In our busy environment SQL failover takes in average 30 sec (sometimes it is 10 sec, sometimes it is 1 min). During this time database is unavailable and it throws an immediate exception saying that data base is resolving or not in a right state. It is
unacceptable for us to be even 5 sec down as we process a lot of transactions via our API from our clients. And to have this type of exception is kinda really bad for business.

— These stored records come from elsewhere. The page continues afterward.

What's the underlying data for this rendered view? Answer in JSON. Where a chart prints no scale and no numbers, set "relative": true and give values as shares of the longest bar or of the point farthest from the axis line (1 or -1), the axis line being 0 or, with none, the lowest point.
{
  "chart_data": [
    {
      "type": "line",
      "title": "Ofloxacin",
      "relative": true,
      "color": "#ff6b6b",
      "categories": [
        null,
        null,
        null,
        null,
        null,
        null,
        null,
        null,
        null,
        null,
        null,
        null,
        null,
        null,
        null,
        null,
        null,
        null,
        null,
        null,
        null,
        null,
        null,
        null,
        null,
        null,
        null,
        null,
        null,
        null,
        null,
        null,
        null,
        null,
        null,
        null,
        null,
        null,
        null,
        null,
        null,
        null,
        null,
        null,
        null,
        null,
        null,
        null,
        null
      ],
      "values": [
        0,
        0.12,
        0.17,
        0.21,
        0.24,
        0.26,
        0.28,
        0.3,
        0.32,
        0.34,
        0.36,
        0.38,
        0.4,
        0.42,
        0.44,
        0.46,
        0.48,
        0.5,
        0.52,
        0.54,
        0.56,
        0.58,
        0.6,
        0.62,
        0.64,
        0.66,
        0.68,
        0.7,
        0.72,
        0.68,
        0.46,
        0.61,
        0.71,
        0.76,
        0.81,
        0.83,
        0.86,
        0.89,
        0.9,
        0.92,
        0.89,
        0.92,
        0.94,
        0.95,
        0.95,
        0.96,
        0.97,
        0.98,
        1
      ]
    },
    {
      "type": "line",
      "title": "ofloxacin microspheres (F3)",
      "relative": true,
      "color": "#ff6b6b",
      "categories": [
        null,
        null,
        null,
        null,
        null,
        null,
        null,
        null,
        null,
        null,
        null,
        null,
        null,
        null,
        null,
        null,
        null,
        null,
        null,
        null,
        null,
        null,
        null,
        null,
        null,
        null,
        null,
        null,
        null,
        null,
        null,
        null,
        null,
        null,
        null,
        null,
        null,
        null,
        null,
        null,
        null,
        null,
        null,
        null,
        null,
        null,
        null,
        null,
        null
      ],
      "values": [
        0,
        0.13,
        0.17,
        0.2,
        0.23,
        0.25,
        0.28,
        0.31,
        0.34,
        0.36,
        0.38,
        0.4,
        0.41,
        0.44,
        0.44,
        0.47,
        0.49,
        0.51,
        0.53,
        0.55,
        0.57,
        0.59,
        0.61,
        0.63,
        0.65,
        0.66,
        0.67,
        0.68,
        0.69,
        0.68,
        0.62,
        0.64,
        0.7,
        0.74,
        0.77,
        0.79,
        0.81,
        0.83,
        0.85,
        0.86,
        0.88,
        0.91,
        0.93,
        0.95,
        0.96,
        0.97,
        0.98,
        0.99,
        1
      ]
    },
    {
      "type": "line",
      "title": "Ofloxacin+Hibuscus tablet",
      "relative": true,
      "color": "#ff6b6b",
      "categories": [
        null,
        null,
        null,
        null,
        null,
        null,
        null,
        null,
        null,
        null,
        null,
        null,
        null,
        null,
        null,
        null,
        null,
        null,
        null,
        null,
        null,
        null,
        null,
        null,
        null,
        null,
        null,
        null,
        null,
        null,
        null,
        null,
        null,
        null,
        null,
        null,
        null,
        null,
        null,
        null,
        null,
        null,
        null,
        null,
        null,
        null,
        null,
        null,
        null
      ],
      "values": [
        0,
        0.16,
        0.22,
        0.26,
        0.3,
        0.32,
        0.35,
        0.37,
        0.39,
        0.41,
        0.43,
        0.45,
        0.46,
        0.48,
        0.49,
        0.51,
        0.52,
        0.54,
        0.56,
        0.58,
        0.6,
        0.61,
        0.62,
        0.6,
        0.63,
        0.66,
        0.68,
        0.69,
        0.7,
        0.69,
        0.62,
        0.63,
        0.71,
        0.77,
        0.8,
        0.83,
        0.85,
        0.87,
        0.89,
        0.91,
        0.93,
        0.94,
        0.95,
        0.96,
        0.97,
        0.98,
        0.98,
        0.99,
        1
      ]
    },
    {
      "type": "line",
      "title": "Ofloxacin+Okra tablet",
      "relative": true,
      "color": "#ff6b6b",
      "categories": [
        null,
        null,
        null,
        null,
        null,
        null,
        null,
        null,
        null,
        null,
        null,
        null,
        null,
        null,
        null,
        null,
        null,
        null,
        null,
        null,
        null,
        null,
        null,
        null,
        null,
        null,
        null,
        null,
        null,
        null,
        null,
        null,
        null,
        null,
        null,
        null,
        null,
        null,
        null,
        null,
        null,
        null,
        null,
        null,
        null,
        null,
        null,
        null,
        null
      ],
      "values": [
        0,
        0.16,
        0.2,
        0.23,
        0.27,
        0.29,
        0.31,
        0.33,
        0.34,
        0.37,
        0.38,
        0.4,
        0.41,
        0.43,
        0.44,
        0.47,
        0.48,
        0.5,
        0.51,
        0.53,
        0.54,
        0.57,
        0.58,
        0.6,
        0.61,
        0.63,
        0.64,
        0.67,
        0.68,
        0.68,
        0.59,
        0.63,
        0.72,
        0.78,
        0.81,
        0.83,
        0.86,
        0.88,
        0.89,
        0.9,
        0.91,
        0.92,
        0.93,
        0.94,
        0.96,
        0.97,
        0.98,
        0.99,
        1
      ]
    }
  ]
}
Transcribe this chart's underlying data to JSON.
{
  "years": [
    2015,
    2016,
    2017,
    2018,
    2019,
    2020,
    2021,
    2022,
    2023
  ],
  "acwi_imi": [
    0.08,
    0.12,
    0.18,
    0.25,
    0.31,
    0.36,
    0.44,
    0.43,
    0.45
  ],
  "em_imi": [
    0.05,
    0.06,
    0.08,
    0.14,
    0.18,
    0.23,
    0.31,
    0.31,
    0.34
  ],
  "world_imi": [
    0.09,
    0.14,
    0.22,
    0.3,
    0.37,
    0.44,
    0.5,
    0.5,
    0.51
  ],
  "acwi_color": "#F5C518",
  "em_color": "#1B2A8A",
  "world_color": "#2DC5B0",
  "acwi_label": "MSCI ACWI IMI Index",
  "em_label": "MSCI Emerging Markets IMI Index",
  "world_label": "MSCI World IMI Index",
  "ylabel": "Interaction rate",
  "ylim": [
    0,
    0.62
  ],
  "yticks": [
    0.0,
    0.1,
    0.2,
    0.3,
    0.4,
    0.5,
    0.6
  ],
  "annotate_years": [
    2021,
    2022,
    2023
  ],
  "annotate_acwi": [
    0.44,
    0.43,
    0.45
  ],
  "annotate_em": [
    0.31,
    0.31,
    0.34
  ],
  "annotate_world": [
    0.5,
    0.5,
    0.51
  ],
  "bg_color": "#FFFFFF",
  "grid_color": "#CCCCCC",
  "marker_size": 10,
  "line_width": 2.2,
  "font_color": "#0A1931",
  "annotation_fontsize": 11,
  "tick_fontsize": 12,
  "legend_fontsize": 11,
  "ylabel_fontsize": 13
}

So, right after failover from SQL1 to SQL3 I captured logs: Get-ClusterLog –Node SQL3 –TimeSpan 15
Here are some results (a complete failover took about 12 seconds):
2014/02/18-20:36:47.790 INFO [RCM] move of group IPSStorage HA from SQL1(3) to SQL3(2) of type MoveType::Manual is about to succeed
<skip>
2014/02/18-20:36:50.994 INFO [RES] Network Name <IPSStorage HA_IPSSTORAGEHA>: Getting Read/Write private properties
2014/02/18-20:36:52.775 INFO [RCM] rcm::RcmApi::OnlineResource: (IPSStorage HA, 0)
2014/02/18-20:36:53.993 INFO [RES] Network Name: [NNLIB] Registered server name IPSSTORAGEHA on transport \Device\NetBt_If2
2014/02/18-20:36:57.022 INFO [RES] Network Name: [NNLIB] Registered workstation name IPSSTORAGEHA, on transport \Device\NetBt_If2
Just to register names it took in total 10 sec (57sec - 47 sec). Any idea why it took so long? Or maybe is there anything we can make AlwaysOn to be true always on without interruptions?
Thank you for your support!
Dima
Dima